Mais c'est mieux....
Il y a un moment où l’on sent que c’est dans la solitude la plus profonde, la plus absolue que vous serez à l’abri. Vous la connaissez bien, celle-là. Sa forme, son goût. C’est votre meilleure ennemie. Elle sait tout de vous. L’intérieur surtout. Les endroits qu’il faut serrer, presser. Parce que c’est dans le corps qu’on la sent au mieux. Au plus intense. Quelque chose qui circule. Lourd et lent et profond, à l’intérieur. Parfois ça touche l’os, les articulations et ça fait de grosses bulles qui claquent et qui montent jusqu’au cerveau. Ensuite c’est l’œil. Je dis l’œil parce que je suis borgne. Un virus que j’ai ramené d’Afrique. Il y a longtemps, et qui m’a bouffé les tissus de l’œil droit. Sans doute avais-je voulu toucher les yeux avant les mains. Je n’en sais rien. Bref, borgne. C’est pour cela que je suis si bien chez les aveugles. Mais c’était avant. Maintenant ça fait plus mal. Mais c’est mieux. Plus mal c’est toujours mieux. Franck
Donc l’œil. La solitude investie l’œil. Elle absorbe d’abord les couleurs. On voit toujours les couleurs mais vous ne les comprenez plus, elles n’ont plus de sens. Devant vous c’est plat. Chaque chose a perdu sa profondeur, même les paysages. Une hémorragie de vie.
En fait, c’est faux. Autour de vous tout continue mais sans vous. On est séparé du monde par une énorme boursouflure d’égo. Et c’est l’œil qui vous le dit. Et c’est le ventre qui l’entend.
Souvent je me dis que mon ventre sait beaucoup plus de choses que mes neurones.
Donc, là, j’écris ces mots avec mon ventre.
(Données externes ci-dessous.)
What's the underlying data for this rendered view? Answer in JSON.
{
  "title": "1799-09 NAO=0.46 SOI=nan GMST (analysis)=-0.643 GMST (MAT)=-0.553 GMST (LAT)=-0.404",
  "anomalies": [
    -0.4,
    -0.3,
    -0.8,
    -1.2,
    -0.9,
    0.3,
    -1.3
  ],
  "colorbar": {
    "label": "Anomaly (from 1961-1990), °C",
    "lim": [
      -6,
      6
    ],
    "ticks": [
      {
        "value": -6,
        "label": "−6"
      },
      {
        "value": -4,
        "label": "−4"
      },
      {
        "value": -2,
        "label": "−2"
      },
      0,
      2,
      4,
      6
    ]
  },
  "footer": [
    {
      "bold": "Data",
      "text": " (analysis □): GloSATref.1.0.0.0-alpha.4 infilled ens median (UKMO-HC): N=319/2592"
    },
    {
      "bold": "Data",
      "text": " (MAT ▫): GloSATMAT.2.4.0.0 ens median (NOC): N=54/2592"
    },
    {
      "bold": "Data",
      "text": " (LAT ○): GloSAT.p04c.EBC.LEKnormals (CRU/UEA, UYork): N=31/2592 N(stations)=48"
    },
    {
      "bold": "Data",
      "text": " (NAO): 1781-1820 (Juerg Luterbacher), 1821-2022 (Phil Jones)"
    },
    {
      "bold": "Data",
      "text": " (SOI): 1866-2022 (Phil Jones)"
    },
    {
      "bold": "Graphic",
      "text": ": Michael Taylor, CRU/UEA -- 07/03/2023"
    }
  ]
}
C’est une sensation bizarre et absurde en même temps.
Mais j’ai l’habitude, c’est ma compagne. Elle me connaît par cœur. Elle sait très bien s’enrouler autour de moi, la peau, les membres, les idées, les rêves. Surtout les rêves. Elle les suce avec amour, délectation. Attention tout est chaste entre nous. C’est une sensualité à l’envers.
Avant quand je buvais de l’alcool. Beaucoup d’alcool. Le corps ne suivait plus. A force, il craquait, il suintait. Dans la tête il y avait un véritable champs de mines, et de drôles d’incendies mélangés à un brouillard sans fin. Lent, lourd, épais. Et sans fin. Sans fond. Et c’était tous les jours, dans chaque heure du jour. A la fin, les jours n’existent plus, ni les heures. Et dans le cœur il n’y avait plus rien, une lande où seuls quelques fantômes subsistaient.